Este hombre tiene una obsesión: unos cuadros de Arthur Dove colgados en el museo de la pequeña ciudad de Massachusetts en la que vive. La acción (una manera de llamarle) transcurre en los años 70 en Estados Unidos, donde el fuera de cuadro deja llegar ecos de Vietnam y del descontento estudiantil que rozan generacionalmente al protagonista.
La piel de la película es un velo de época con colores que huyen del brillo y todo está suspendido en un ensamble de colores mate. El tiempo se estira sin ninguna elipsis y la cámara va detrás de la vida de este hombre, quien, poco a poco, comienza a planificar el robo de los cuadros de Dove con unos secuaces. La única tensión que se comienza a tejer es por la intriga de encontrar la pulsión en toda esa logística que roza el absurdo. Por no haber, no existe siquiera un plan para convertir en beneficio el robo. El asalto finalmente se perpetra, pero de una manera pueril, provinciana. Recordé, entonces, la historia que María Gainza cuenta en su libro Un puñado de flechas del robo de un Vermeer y otros cuadros en el Museo Isabella Stewart Gardner de Boston, donde la guardia nocturna eran solo dos jóvenes que van a trabajar después de ensayar con su banda de rock y que, cuando en plena noche suena el timbre del museo, abren la puerta a los ladrones. En Mastermind todo será aún mucho más naif.

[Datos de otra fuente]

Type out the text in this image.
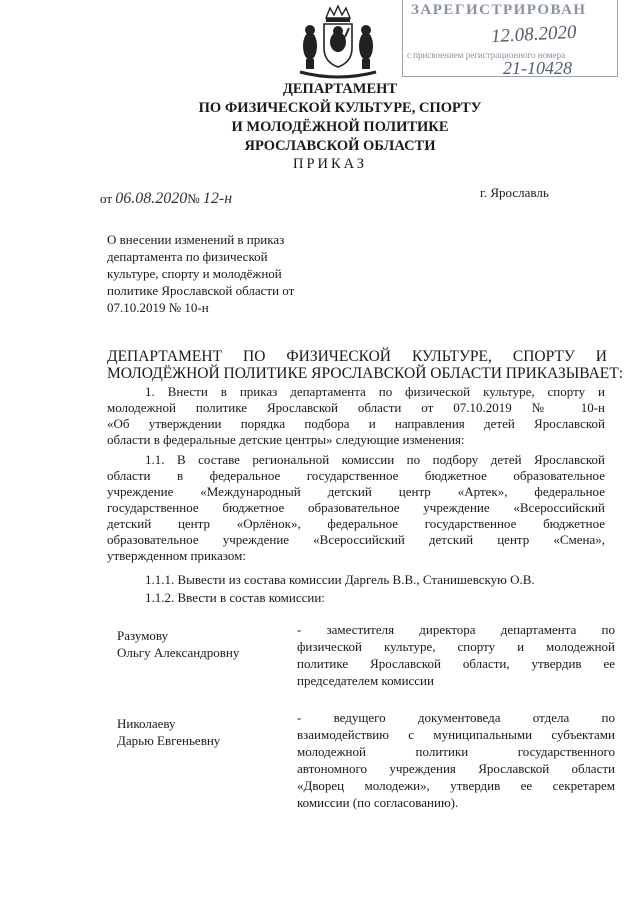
ЗАРЕГИСТРИРОВАН
12.08.2020
с присвоением регистрационного номера
21-10428
ДЕПАРТАМЕНТ
ПО ФИЗИЧЕСКОЙ КУЛЬТУРЕ, СПОРТУ
И МОЛОДЁЖНОЙ ПОЛИТИКЕ
ЯРОСЛАВСКОЙ ОБЛАСТИ
ПРИКАЗ
от 06.08.2020№ 12-н	г. Ярославль
О внесении изменений в приказ
департамента по физической
культуре, спорту и молодёжной
политике Ярославской области от
07.10.2019 № 10-н
ДЕПАРТАМЕНТ ПО ФИЗИЧЕСКОЙ КУЛЬТУРЕ, СПОРТУ И
МОЛОДЁЖНОЙ ПОЛИТИКЕ ЯРОСЛАВСКОЙ ОБЛАСТИ ПРИКАЗЫВАЕТ:
1. Внести в приказ департамента по физической культуре, спорту и
молодежной политике Ярославской области от 07.10.2019 № 10-н
«Об утверждении порядка подбора и направления детей Ярославской
области в федеральные детские центры» следующие изменения:
1.1. В составе региональной комиссии по подбору детей Ярославской
области в федеральное государственное бюджетное образовательное
учреждение «Международный детский центр «Артек», федеральное
государственное бюджетное образовательное учреждение «Всероссийский
детский центр «Орлёнок», федеральное государственное бюджетное
образовательное учреждение «Всероссийский детский центр «Смена»,
утвержденном приказом:
1.1.1. Вывести из состава комиссии Даргель В.В., Станишевскую О.В.
1.1.2. Ввести в состав комиссии:
Разумову
Ольгу Александровну
- заместителя директора департамента по
физической культуре, спорту и молодежной
политике Ярославской области, утвердив ее
председателем комиссии
Николаеву
Дарью Евгеньевну
- ведущего документоведа отдела по
взаимодействию с муниципальными субъектами
молодежной политики государственного
автономного учреждения Ярославской области
«Дворец молодежи», утвердив ее секретарем
комиссии (по согласованию).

Al abandonar el cine y encender el celular para conectarlo al sistema, me doy cuenta de que en la película solo hay una pantalla: la del televisor del protagonista que tiene en el garaje, encendido y mudo todo el tiempo. Aún no habían llegado las cámaras de vigilancia a los museos. La única activa en la película es la que se utiliza para filmarla. ¿Qué narra Mastermind? Quizás todo lo que no podemos ver hoy y por eso, mientras transcurre, no se espera un giro disruptor a la manera de David Lynch ni una persecución policial obsesiva digna de Michael Mann. Kelly Reichard para el tiempo y eso es bello, tanto que al volver a la calle lo es más al evocar las dos horas de pausa que dejamos atrás. Si quitamos capas a la aceleración actual, en cada una de ellas, quizás, vayamos viendo que buena parte de la acción consiste en la acumulación con voluntad obsesiva de un cúmulo de ejecuciones sin objeto claro que inflaman el tiempo.
En la época que sucede la acción de Mastermind, se estrenó una comedia de Hollywood llamada Si hoy es martes, esto es Bélgica, que contaba las peripecias de un grupo de turistas que paseaban por varias capitales europeas en pocos días. El capitalismo, entonces, comenzaba a acelerar los cuerpos; hoy produce lo mismo, pero sin necesidad de salir de la habitación.
* Escritor y periodista.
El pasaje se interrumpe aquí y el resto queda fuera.